Investir davantage dans le capital humain, c’est-à-dire dans les populations, est un facteur critique du développement. Dire cela ressemble à un vieux cliché, mais cela cache parfois un désastre. Pourquoi ? Parce que, bien que ce soit une évidence, ce n’est guère une priorité pour de nombreux pouvoirs publics et les institutions nationales engagées dans ce processus.
Si vous êtes malade sans en connaître la cause, c’est fâcheux. Mais si vous connaissez la cause et que vous ne faites rien, c’est un désastre. C’est pourtant ce qui se produit en matière d’éducation dans les pays en développement : nous savons que nous sommes malades, mais nous ne faisons pas grand-chose pour soigner le mal.
C’est vrai, de plus en plus d’enfants sont scolarisés et c’est une bonne nouvelle. La mauvaise nouvelle, c’est que trop souvent ils n’apprennent rien ou trop peu. Les données les plus récentes sur la question montrent que la moitié des élèves du primaire des pays en développement ne sait pas lire ou écrire une phrase simple ni faire une soustraction à deux chiffres. C’est la raison pour laquelle, à la Banque mondiale, nous affirmons que nous sommes faces à une crise mondiale de l’apprentissage.
C’est une mauvaise nouvelle, mais tout le monde n’est pas logé à la même enseigne. Pour un ministre de l’Éducation d’un pays d’Europe occidentale, il est inquiétant de savoir que 20 % des élèves du primaire n’atteignent pas le seuil minimal de compétences en mathématiques. Pour son homologue d’un pays d’Amérique latine où cette proportion s’élève à 60 %, c’est un problème très grave. Mais le ministre de l’Éducation d’un pays d’Afrique subsaharienne fait face à des difficultés bien plus insurmontables, car près de 90 % des enfants scolarisés n’apprennent rien.
D’accord, mais au moins nous connaissons les causes de la maladie, non ? En fait, pas toujours et pas totalement. Seuls deux tiers des pays disposent de données fiables sur les apprentissages en mathématiques et les capacités de lecture. Pour le troisième tiers, il n’existe pratiquement aucune donnée. L’Inde par exemple ne participe pas aux évaluations internationales et ne dispose que de données nationales éparses. En outre, l’apprentissage ne concerne pas seulement la lecture, l’écriture et le calcul. Les sciences, l’histoire, la géographie sont aussi importantes, de même que le développement de compétences indispensables dans la vie quotidienne, telles que la pensée critique, la créativité, la persévérance et la confiance en soi. Dans ces domaines, nous ne connaissons pas les résultats de l’apprentissage.

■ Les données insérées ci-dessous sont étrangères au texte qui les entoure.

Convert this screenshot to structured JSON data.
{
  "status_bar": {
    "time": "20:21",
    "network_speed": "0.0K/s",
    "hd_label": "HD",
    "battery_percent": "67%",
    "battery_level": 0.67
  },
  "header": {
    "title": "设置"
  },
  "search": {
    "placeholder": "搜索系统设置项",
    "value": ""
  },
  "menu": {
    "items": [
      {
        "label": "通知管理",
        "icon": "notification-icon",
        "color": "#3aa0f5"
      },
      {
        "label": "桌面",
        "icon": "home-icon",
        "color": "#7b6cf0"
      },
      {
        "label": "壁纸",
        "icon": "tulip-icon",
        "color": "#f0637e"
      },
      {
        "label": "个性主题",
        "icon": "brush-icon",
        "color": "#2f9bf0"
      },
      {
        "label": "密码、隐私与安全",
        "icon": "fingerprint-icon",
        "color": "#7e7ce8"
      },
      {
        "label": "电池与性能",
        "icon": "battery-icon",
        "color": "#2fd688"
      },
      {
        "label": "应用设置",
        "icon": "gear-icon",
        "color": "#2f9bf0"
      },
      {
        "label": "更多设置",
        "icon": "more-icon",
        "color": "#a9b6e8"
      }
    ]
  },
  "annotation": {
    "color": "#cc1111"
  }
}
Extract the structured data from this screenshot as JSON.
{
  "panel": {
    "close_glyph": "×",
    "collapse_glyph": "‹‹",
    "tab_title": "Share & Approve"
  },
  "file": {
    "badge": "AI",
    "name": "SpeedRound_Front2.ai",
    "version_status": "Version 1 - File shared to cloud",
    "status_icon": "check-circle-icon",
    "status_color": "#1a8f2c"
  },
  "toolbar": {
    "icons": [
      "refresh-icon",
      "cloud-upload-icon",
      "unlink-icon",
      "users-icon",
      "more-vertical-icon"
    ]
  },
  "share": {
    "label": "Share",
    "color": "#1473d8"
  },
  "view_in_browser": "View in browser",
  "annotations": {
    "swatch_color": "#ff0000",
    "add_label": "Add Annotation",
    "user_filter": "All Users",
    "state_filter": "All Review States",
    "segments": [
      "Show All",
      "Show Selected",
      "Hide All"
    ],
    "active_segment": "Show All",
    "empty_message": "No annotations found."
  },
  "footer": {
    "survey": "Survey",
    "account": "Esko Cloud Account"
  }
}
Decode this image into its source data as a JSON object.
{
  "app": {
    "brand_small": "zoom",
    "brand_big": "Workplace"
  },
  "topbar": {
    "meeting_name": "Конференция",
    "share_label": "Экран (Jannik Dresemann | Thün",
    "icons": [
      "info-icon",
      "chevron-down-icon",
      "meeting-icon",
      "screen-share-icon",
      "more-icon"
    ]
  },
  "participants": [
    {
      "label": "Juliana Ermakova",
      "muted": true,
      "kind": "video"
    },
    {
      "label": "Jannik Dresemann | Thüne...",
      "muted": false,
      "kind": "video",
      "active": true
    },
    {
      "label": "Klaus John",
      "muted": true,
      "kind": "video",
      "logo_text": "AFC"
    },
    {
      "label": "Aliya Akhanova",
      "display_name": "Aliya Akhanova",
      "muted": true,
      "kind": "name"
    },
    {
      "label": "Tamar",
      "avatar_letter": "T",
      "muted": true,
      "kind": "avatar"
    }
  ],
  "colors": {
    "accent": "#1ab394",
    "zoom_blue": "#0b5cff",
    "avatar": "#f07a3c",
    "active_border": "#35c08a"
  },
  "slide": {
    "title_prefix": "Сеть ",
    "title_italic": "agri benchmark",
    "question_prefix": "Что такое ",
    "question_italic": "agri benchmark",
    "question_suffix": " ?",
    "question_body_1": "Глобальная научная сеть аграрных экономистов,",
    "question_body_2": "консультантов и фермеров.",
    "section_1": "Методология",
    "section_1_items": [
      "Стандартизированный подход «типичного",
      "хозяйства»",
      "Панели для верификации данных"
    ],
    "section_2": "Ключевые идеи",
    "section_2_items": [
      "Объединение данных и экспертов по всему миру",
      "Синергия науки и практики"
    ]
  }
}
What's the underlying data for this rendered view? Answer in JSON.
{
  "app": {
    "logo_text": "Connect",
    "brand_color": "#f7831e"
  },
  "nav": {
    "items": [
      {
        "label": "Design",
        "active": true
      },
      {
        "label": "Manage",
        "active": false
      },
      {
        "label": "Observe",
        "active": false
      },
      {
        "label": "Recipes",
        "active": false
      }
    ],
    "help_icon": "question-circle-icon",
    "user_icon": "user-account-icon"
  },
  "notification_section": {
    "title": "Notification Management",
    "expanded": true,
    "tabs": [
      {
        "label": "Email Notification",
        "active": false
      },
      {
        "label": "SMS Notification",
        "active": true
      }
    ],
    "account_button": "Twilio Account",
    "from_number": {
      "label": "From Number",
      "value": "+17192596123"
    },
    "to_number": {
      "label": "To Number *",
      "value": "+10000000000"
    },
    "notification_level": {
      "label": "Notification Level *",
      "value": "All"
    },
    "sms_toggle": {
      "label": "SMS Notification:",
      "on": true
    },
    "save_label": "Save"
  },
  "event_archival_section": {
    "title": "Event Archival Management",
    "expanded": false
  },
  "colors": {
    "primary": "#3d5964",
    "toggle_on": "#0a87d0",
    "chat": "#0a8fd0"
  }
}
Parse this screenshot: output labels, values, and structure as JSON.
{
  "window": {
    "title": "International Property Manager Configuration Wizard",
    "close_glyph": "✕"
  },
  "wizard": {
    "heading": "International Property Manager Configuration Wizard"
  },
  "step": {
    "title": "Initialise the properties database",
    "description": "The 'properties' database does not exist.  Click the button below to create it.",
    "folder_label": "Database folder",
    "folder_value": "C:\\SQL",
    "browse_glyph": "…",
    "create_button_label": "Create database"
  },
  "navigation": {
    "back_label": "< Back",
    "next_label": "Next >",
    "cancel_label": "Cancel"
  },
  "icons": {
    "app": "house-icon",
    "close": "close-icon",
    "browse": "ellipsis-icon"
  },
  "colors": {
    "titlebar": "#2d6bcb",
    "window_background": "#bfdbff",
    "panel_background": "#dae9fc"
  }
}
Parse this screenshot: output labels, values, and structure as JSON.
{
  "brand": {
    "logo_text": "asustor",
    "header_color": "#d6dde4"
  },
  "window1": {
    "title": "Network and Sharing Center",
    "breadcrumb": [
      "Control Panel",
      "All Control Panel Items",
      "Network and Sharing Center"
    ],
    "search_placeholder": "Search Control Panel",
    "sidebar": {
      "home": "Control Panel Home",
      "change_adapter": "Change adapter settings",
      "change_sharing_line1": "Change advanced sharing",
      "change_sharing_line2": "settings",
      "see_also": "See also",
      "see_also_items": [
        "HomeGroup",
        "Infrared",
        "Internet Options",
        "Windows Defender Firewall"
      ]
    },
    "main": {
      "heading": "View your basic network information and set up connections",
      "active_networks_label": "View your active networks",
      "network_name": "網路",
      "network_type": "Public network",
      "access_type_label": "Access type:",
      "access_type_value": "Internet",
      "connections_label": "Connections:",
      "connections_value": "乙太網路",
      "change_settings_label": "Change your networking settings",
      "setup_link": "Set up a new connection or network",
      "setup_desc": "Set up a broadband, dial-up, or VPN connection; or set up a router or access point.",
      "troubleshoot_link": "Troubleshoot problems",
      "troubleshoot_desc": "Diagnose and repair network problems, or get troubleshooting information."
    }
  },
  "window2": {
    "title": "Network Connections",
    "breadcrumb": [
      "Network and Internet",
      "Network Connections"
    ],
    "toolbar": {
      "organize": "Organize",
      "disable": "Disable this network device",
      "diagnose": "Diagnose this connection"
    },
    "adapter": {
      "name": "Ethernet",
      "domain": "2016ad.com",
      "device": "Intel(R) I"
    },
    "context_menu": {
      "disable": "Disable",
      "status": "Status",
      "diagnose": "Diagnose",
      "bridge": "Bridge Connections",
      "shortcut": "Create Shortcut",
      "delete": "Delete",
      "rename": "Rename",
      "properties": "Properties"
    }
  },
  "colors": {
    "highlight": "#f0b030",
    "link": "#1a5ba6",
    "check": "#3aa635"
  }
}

D’accord, mais au moins tous les enfants vont à l’école, non ? En fait, pas vraiment. À l’échelle mondiale, plus de 260 millions d’enfants de 6 à 17 ans ne sont scolarisés ni dans le primaire ni dans le secondaire. Le taux d’inscription à l’école secondaire frôle les 70 %, mais le nombre d’abandons est important, en particulier parmi les filles (a). Par ailleurs, seuls 50 % des enfants d’âge préscolaire bénéficient d’une éducation pour la petite enfance (a), et ce pourcentage n’atteint pas 20 % dans les pays à faible revenu. Nous sommes donc face à une crise des apprentissages qui touche à la qualité de l’éducation, mais nous n’avons toujours pas résolu le problème « quantitatif », car l’accès à l’éducation est loin d’être universel.
Mais alors, que pouvons-nous faire pour résoudre cette crise ? Cela peut paraître étonnant, mais de grands progrès pourraient être accomplis si chaque membre du système éducatif faisait tout simplement son travail. C’est aussi simple que cela : il faut que chacun soit pleinement conscient que son travail a un impact direct et important sur ce que les élèves apprennent ou non. L’apprentissage des élèves doit être la finalité de leur travail.
Il appartient aux spécialistes de la pédagogie d’élaborer des programmes définissant précisément les compétences que les élèves doivent acquérir tout au long de leur parcours scolaire. Ces programmes doivent constituer un guide adapté et utile pour les enseignants (et non pas un pavé indigeste que personne ne lit, comme il en existe encore dans certains pays d’Amérique latine). Les gestionnaires doivent veiller à ce que les moyens nécessaires à un apprentissage efficace soient disponibles quand il le faut et dans toutes les écoles, qu’il s’agisse des manuels scolaires, des plans de cours, des tableaux noirs ou encore des tablettes et des programmes informatiques qui aident les élèves à apprendre à leur propre rythme.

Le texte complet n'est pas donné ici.